Toilettes mixtes et nouveau prénom 

À University of California (UC) certaines toilettes sont unisexes, et donc neutres. Le projet a été lancé en 2014 par Janet Napolitano, la présidente de l’université. Des dortoirs gender neutral (des dortoirs mixtes, sans distinction de genre) sont également installés sur le campus. Ils permettent à des étudiants de sexe opposé de partager la même chambre. Ces nouvelles structures facilitent l’intégration des étudiants LGBT, dont le mal-être peut être mal compris des autres.

À UC et Columbia University les avancées sociales vont plus loin. Les élèves sont autorisés à utiliser un autre prénom, à la place de leur prénom de naissance. Un prénom qui n’est pas assimilé à une fille ou à un garçon. 

Iel, ul et ele 

Au niveau linguistique, la diversité de pronoms est facilitée par la langue anglaise. Sara étudie à Paris cette année dans le cadre d’un programme d’échange. Pour Sara, en français :  « Il n’est pas aussi facile d’introduire des pronoms neutres. Il est difficile de traduire “they” par exemple ». Les langues latines attribuent un genre à chaque mot : féminin ou masculin. Les adjectifs s’accordent. Aussi bien à l’écrit qu’à l’oral, il est difficile d’employer un vocabulaire non genré. Certains revendiquent cependant l’usage de pronoms personnels uniques tels que «iel », « ul » ou « ele ». 

La question du genre reste encore pudique en France, presque tabou. Une polémique avait enflammé le débat lors du mouvement de la Manif pour tous en 2014. Ses partisans avaient dénoncé l’enseignement d’une prétendue théorie du genre au sein des écoles, remettant en cause le modèle familial classique : un père, une mère. Depuis, les prises de position publiques sur le sujet restent rares. 

Les personnes LGBT, cibles du gouvernement américain 

Ce mouvement est à contre-courant avec les positions du gouvernement de Donald Trump. Ce dernier avait pourtant affiché son soutien aux personnes homosexuelles et transgenres, durant sa campagne présidentielle. En octobre 2016, lors d’un meeting dans le Colorado, le futur président avait brandi un drapeau arc en ciel, symbole de la communauté LGBT. 

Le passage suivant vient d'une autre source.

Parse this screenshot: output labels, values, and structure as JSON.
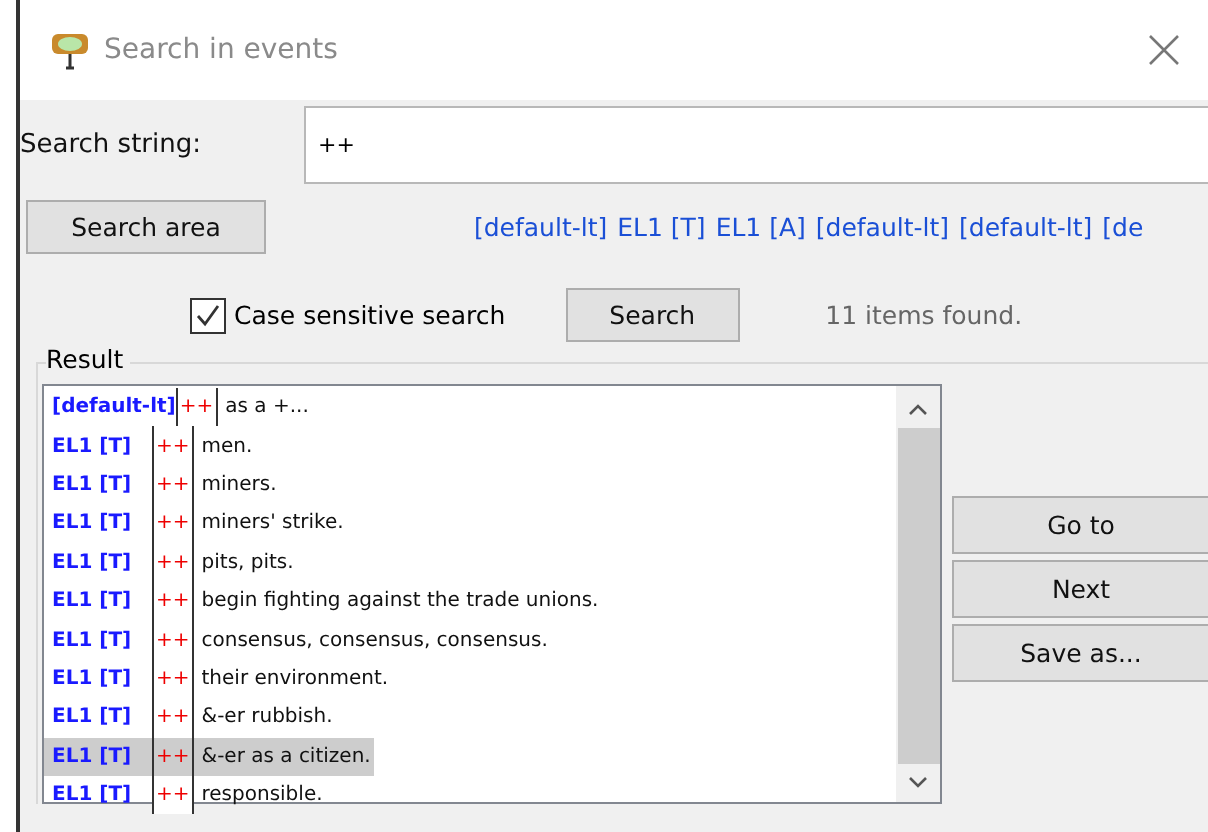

Mais en mars 2018, Trump signe un texte interdisant à la majorité des personnes transexuelles d’intégrer l’armée américaine, une décision qui remet en cause les avancées sociales votées par l’administration Obama. Le contraste est saisissant. La théorie du genre est une lutte menée par plusieurs clans. D’un côté, la récupération politique du débat. Des lois conservatrices sont votées, engendrant un recul des droits des personnes LGBT. De l’autre, des associations LGBT et des étudiants continuent de militer pour leurs droits. Si certaines mesures peuvent paraître quelque peu extrêmes, la priorité pour Sara et les autres étudiants, c’est  « l’identification de soi-même et le respect de tous ».